On Thu, Apr 12, 2018 at 04:55:29AM +0800, Ming Lei wrote: ...
spin_lock_irqsave(req->q->queue_lock, flags);
if (blk_mq_rq_state(req) != MQ_RQ_COMPLETE_IN_RESET) {
blk_mq_rq_update_aborted_gstate(req, 0);
blk_add_timer(req);
Nothing prevents the above blk_add_timer() racing against the next recycle instance of the request, so this still leaves a small race window.
Thanks.
On Wed, Apr 11, 2018 at 02:30:07PM -0700, Tejun Heo wrote:
Hello, Ming.
On Thu, Apr 12, 2018 at 04:55:29AM +0800, Ming Lei wrote: ...
spin_lock_irqsave(req->q->queue_lock, flags);
if (blk_mq_rq_state(req) != MQ_RQ_COMPLETE_IN_RESET) {
blk_mq_rq_update_aborted_gstate(req, 0);
blk_add_timer(req);
Nothing prevents the above blk_add_timer() racing against the next recycle instance of the request, so this still leaves a small race window.
OK.
But this small race window can be avoided by running blk_add_timer(req) before blk_mq_rq_update_aborted_gstate(req, 0), can't it?
Hello,
On Thu, Apr 12, 2018 at 06:43:45AM +0800, Ming Lei wrote:
On Wed, Apr 11, 2018 at 02:30:07PM -0700, Tejun Heo wrote:
Hello, Ming.
On Thu, Apr 12, 2018 at 04:55:29AM +0800, Ming Lei wrote: ...
spin_lock_irqsave(req->q->queue_lock, flags);
if (blk_mq_rq_state(req) != MQ_RQ_COMPLETE_IN_RESET) {
blk_mq_rq_update_aborted_gstate(req, 0);
blk_add_timer(req);
Nothing prevents the above blk_add_timer() racing against the next recycle instance of the request, so this still leaves a small race window.
OK.
But this small race window can be avoided by running blk_add_timer(req) before blk_mq_rq_update_aborted_gstate(req, 0), can't it?
Not really because aborted_gstate right now doesn't have any memory barrier around it, so nothing ensures blk_add_timer() actually appears before.

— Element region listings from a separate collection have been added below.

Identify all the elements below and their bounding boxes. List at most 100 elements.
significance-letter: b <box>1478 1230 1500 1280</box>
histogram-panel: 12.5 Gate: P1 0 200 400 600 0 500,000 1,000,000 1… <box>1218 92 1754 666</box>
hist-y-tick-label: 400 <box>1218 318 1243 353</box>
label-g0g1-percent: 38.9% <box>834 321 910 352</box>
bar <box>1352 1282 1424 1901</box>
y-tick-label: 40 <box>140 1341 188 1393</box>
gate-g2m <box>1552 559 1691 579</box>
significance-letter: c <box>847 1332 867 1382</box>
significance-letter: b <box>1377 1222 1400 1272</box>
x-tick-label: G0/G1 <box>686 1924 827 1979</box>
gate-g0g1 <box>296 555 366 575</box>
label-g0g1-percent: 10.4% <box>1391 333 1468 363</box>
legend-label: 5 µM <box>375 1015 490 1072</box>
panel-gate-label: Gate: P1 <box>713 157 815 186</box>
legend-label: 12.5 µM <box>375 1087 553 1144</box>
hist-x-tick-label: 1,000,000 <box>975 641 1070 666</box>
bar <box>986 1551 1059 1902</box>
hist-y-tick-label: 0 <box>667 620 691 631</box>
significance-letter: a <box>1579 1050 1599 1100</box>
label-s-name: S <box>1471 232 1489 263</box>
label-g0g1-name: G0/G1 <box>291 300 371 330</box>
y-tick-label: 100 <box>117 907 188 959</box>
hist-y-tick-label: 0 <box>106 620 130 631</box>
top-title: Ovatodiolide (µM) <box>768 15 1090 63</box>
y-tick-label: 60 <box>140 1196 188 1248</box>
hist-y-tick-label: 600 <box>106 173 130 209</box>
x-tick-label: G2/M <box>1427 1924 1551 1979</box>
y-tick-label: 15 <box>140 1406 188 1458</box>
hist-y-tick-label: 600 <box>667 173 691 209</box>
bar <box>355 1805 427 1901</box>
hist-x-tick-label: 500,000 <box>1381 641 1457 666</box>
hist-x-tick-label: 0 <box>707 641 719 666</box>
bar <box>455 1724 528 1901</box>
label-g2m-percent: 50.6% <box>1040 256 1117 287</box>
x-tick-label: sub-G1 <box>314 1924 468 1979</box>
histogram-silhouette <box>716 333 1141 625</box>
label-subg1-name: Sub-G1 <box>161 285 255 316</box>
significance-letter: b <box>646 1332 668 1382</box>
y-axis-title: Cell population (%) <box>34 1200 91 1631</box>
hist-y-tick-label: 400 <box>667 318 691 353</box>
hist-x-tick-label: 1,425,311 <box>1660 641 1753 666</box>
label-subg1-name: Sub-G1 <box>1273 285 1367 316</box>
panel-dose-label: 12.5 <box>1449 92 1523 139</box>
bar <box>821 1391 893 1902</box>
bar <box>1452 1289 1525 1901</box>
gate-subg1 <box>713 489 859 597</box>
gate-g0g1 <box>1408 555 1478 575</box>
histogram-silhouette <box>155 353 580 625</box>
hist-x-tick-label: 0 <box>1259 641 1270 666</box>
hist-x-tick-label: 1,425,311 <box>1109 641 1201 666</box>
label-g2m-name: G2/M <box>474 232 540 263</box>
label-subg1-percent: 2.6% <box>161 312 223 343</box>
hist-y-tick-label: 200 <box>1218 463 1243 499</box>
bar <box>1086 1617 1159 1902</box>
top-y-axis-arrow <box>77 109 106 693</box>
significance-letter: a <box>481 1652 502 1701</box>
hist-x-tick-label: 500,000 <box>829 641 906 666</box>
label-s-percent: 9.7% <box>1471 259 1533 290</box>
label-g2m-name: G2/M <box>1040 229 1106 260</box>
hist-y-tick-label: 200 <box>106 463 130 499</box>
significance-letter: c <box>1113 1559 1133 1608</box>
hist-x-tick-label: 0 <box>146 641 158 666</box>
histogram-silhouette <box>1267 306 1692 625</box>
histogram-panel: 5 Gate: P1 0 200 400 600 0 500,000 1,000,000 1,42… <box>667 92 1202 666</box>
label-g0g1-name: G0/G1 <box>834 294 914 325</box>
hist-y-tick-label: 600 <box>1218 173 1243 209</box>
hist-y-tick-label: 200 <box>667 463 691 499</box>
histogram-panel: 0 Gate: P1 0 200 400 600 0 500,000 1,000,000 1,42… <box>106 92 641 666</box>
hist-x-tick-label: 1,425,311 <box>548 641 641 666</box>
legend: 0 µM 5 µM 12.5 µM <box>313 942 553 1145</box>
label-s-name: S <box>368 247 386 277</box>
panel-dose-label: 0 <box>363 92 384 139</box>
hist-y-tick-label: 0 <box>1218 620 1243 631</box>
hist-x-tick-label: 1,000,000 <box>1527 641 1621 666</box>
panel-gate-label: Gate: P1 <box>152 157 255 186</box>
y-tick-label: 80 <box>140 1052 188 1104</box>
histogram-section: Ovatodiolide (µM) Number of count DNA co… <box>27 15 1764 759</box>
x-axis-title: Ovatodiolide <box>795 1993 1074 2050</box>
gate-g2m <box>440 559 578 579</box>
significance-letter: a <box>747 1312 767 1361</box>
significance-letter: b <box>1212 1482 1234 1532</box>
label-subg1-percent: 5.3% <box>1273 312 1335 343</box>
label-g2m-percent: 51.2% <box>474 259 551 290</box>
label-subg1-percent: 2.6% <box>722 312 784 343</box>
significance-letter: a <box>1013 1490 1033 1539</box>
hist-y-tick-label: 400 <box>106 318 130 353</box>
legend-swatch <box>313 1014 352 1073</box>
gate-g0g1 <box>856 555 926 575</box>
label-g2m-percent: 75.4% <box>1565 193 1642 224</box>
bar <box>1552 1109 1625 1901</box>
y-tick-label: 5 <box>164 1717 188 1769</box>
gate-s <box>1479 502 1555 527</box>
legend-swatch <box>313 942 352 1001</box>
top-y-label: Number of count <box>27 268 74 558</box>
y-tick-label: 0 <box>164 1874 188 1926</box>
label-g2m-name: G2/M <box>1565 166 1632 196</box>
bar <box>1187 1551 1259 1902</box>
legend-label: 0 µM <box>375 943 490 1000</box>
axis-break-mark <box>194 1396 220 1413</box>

We can either add the matching barriers in aborted_gstate update and when it's read in the normal completion path, or we can wait for the update to be visible everywhere by waiting for rcu grace period (because the reader is rcu protected).
Thanks.
On Wed, Apr 11, 2018 at 03:47:12PM -0700, Tejun Heo wrote:
Hello,
On Thu, Apr 12, 2018 at 06:43:45AM +0800, Ming Lei wrote:
On Wed, Apr 11, 2018 at 02:30:07PM -0700, Tejun Heo wrote:
Hello, Ming.
On Thu, Apr 12, 2018 at 04:55:29AM +0800, Ming Lei wrote: ...
spin_lock_irqsave(req->q->queue_lock, flags);
if (blk_mq_rq_state(req) != MQ_RQ_COMPLETE_IN_RESET) {
blk_mq_rq_update_aborted_gstate(req, 0);
blk_add_timer(req);
Nothing prevents the above blk_add_timer() racing against the next recycle instance of the request, so this still leaves a small race window.
OK.
But this small race window can be avoided by running blk_add_timer(req) before blk_mq_rq_update_aborted_gstate(req, 0), can't it?
Not really because aborted_gstate right now doesn't have any memory barrier around it, so nothing ensures blk_add_timer() actually appears before. We can either add the matching barriers in aborted_gstate update and when it's read in the normal completion path, or we can wait for the update to be visible everywhere by waiting for rcu grace period (because the reader is rcu protected).
Seems not necessary.
Suppose it is out of order, the only side-effect is that the new recycled request is timed out as a bit late, I think that is what we can survive, right?
But it need to be documented.
-- Ming
On Thu, Apr 12, 2018 at 07:05:13AM +0800, Ming Lei wrote:
Not really because aborted_gstate right now doesn't have any memory barrier around it, so nothing ensures blk_add_timer() actually appears before. We can either add the matching barriers in aborted_gstate update and when it's read in the normal completion path, or we can wait for the update to be visible everywhere by waiting for rcu grace period (because the reader is rcu protected).
Seems not necessary.
Suppose it is out of order, the only side-effect is that the new recycled request is timed out as a bit late, I think that is what we can survive, right?
It at least can mess up the timeout duration for the next recycle instance because there can be two competing blk_add_timer() instances. I'm not sure whether there can be other consequences. When ownership isn't clear, it becomes really difficult to reason about these things and can lead to subtle failures. I think it'd be best to always establish who owns what.
Thanks.
On Thu, Apr 12, 2018 at 06:57:12AM -0700, Tejun Heo wrote:
On Thu, Apr 12, 2018 at 07:05:13AM +0800, Ming Lei wrote:
Not really because aborted_gstate right now doesn't have any memory barrier around it, so nothing ensures blk_add_timer() actually appears before. We can either add the matching barriers in aborted_gstate update and when it's read in the normal completion path, or we can wait for the update to be visible everywhere by waiting for rcu grace period (because the reader is rcu protected).
Seems not necessary.
Suppose it is out of order, the only side-effect is that the new recycled request is timed out as a bit late, I think that is what we can survive, right?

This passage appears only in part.